I nodded once. “Show me.”
The hallway leading to the back was quiet, the air dense with anticipation. When we reached the door, Greg opened it for me. Inside, the man from earlier sat bound to a chair, fear pouring off him in waves.
The moment he saw me, his voice broke. “Please, I didn’t know she was with you—”
I stepped closer, calm and deliberate. “You didn’t know she was mine,” I said. “That much is true. But firstly, she said no. And secondly, you knew she was under this roof. And in my territory, ignorance is not protection.”
He shook his head frantically. “It won’t happen again, I swear—”
I tilted my head, studying him. “No,” I said quietly. “It won’t.”

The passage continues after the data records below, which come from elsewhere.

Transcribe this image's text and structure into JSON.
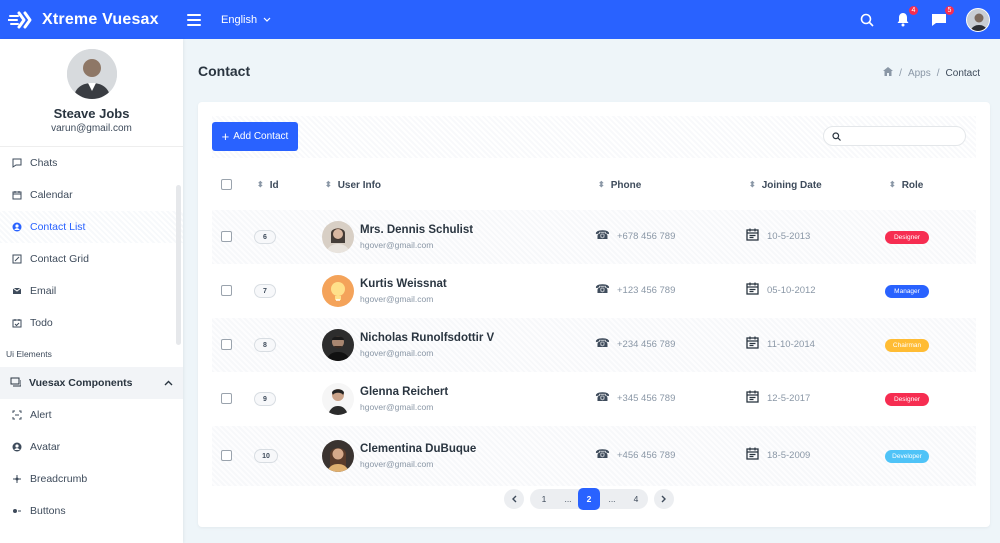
{
  "app": {
    "brand": "Xtreme Vuesax",
    "language": "English"
  },
  "notifications": {
    "bell_count": "4",
    "message_count": "5"
  },
  "sidebar": {
    "profile": {
      "name": "Steave Jobs",
      "email": "varun@gmail.com"
    },
    "items": [
      {
        "label": "Chats",
        "icon": "chat-icon"
      },
      {
        "label": "Calendar",
        "icon": "calendar-icon"
      },
      {
        "label": "Contact List",
        "icon": "user-circle-icon",
        "active": true
      },
      {
        "label": "Contact Grid",
        "icon": "edit-square-icon"
      },
      {
        "label": "Email",
        "icon": "mail-icon"
      },
      {
        "label": "Todo",
        "icon": "todo-icon"
      }
    ],
    "section_label": "Ui Elements",
    "group": {
      "label": "Vuesax Components",
      "icon": "layers-icon"
    },
    "sub_items": [
      {
        "label": "Alert",
        "icon": "alert-icon"
      },
      {
        "label": "Avatar",
        "icon": "avatar-icon"
      },
      {
        "label": "Breadcrumb",
        "icon": "breadcrumb-icon"
      },
      {
        "label": "Buttons",
        "icon": "buttons-icon"
      }
    ]
  },
  "page": {
    "title": "Contact",
    "breadcrumb": [
      "Apps",
      "Contact"
    ]
  },
  "toolbar": {
    "add_label": "Add Contact",
    "search_placeholder": ""
  },
  "table": {
    "headers": {
      "id": "Id",
      "user": "User Info",
      "phone": "Phone",
      "joining": "Joining Date",
      "role": "Role"
    },
    "rows": [
      {
        "id": "6",
        "name": "Mrs. Dennis Schulist",
        "email": "hgover@gmail.com",
        "phone": "+678 456 789",
        "date": "10-5-2013",
        "role": "Designer",
        "role_color": "#f62d51",
        "avatar_color": "#d8cfc5"
      },
      {
        "id": "7",
        "name": "Kurtis Weissnat",
        "email": "hgover@gmail.com",
        "phone": "+123 456 789",
        "date": "05-10-2012",
        "role": "Manager",
        "role_color": "#2962ff",
        "avatar_color": "#f4a35a"
      },
      {
        "id": "8",
        "name": "Nicholas Runolfsdottir V",
        "email": "hgover@gmail.com",
        "phone": "+234 456 789",
        "date": "11-10-2014",
        "role": "Chairman",
        "role_color": "#ffbc34",
        "avatar_color": "#2d2d2d"
      },
      {
        "id": "9",
        "name": "Glenna Reichert",
        "email": "hgover@gmail.com",
        "phone": "+345 456 789",
        "date": "12-5-2017",
        "role": "Designer",
        "role_color": "#f62d51",
        "avatar_color": "#f2f2f2"
      },
      {
        "id": "10",
        "name": "Clementina DuBuque",
        "email": "hgover@gmail.com",
        "phone": "+456 456 789",
        "date": "18-5-2009",
        "role": "Developer",
        "role_color": "#4fc3f7",
        "avatar_color": "#3a3330"
      }
    ]
  },
  "pagination": {
    "first": "1",
    "ellipsis_left": "...",
    "current": "2",
    "ellipsis_right": "...",
    "last": "4"
  },
  "colors": {
    "primary": "#2962ff",
    "danger": "#f62d51",
    "warning": "#ffbc34",
    "info": "#4fc3f7"
  }
}
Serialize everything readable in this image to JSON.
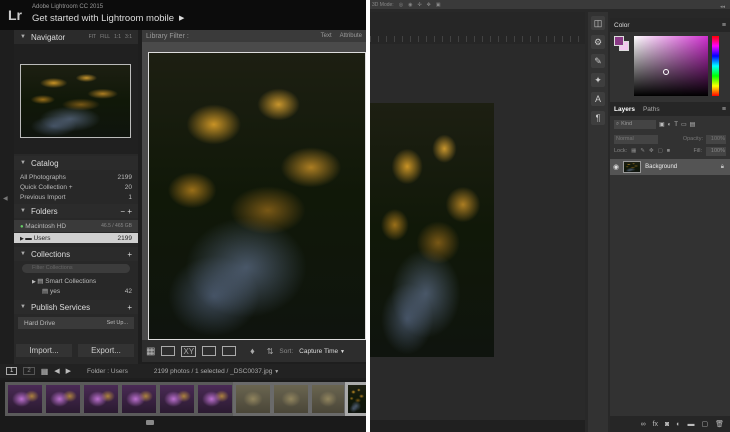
{
  "lightroom": {
    "app_title": "Adobe Lightroom CC 2015",
    "identity_plate": "Get started with Lightroom mobile",
    "logo": "Lr",
    "navigator": {
      "title": "Navigator",
      "zoom_options": [
        "FIT",
        "FILL",
        "1:1",
        "3:1"
      ]
    },
    "library_filter": {
      "title": "Library Filter :",
      "tabs": [
        "Text",
        "Attribute"
      ]
    },
    "catalog": {
      "title": "Catalog",
      "items": [
        {
          "label": "All Photographs",
          "count": "2199"
        },
        {
          "label": "Quick Collection +",
          "count": "20"
        },
        {
          "label": "Previous Import",
          "count": "1"
        }
      ]
    },
    "folders": {
      "title": "Folders",
      "volume": "Macintosh HD",
      "volume_info": "46.5 / 465 GB",
      "folder": "Users",
      "folder_count": "2199"
    },
    "collections": {
      "title": "Collections",
      "filter_placeholder": "Filter Collections",
      "items": [
        {
          "label": "Smart Collections",
          "count": ""
        },
        {
          "label": "yes",
          "count": "42"
        }
      ]
    },
    "publish": {
      "title": "Publish Services",
      "hard_drive": "Hard Drive",
      "setup": "Set Up..."
    },
    "import_button": "Import...",
    "export_button": "Export...",
    "sort_label": "Sort:",
    "sort_value": "Capture Time",
    "filmstrip": {
      "pages": [
        "1",
        "2"
      ],
      "path": "Folder : Users",
      "info": "2199 photos / 1 selected / _DSC0037.jpg"
    }
  },
  "photoshop": {
    "mode_label": "3D Mode:",
    "color_panel": {
      "title": "Color",
      "foreground": "#8a3a86",
      "background": "#f2c7ee"
    },
    "layers_panel": {
      "tabs": [
        "Layers",
        "Paths"
      ],
      "kind_placeholder": "Kind",
      "blend_mode": "Normal",
      "opacity_label": "Opacity:",
      "opacity_value": "100%",
      "lock_label": "Lock:",
      "fill_label": "Fill:",
      "fill_value": "100%",
      "layer_name": "Background"
    }
  }
}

Greg shifted slightly behind me. He didn’t need a command, he’d been with me long enough to know what silence meant.
I turned away before it was done. The sound that followed was muffled, distant. I didn’t flinch.
Some things didn’t deserve ceremony.
Outside, the night was still the same — the hum of the city, the faint echo of music bleeding from the club. But inside, something had changed.
I stood beneath the awning, looking out into the darkness.
She’d said thank you. For being who I was.
If only she knew what that really meant.
I closed my eyes for a moment, and her voice, the way she said my name, the tremor in it, cut through the quiet.
There were rules I’d built for myself. Rules I’d taught others to live by. But lately, every time I looked at her, I felt those rules start to crack.
And I knew, one day soon, she’d be the one to break them completely.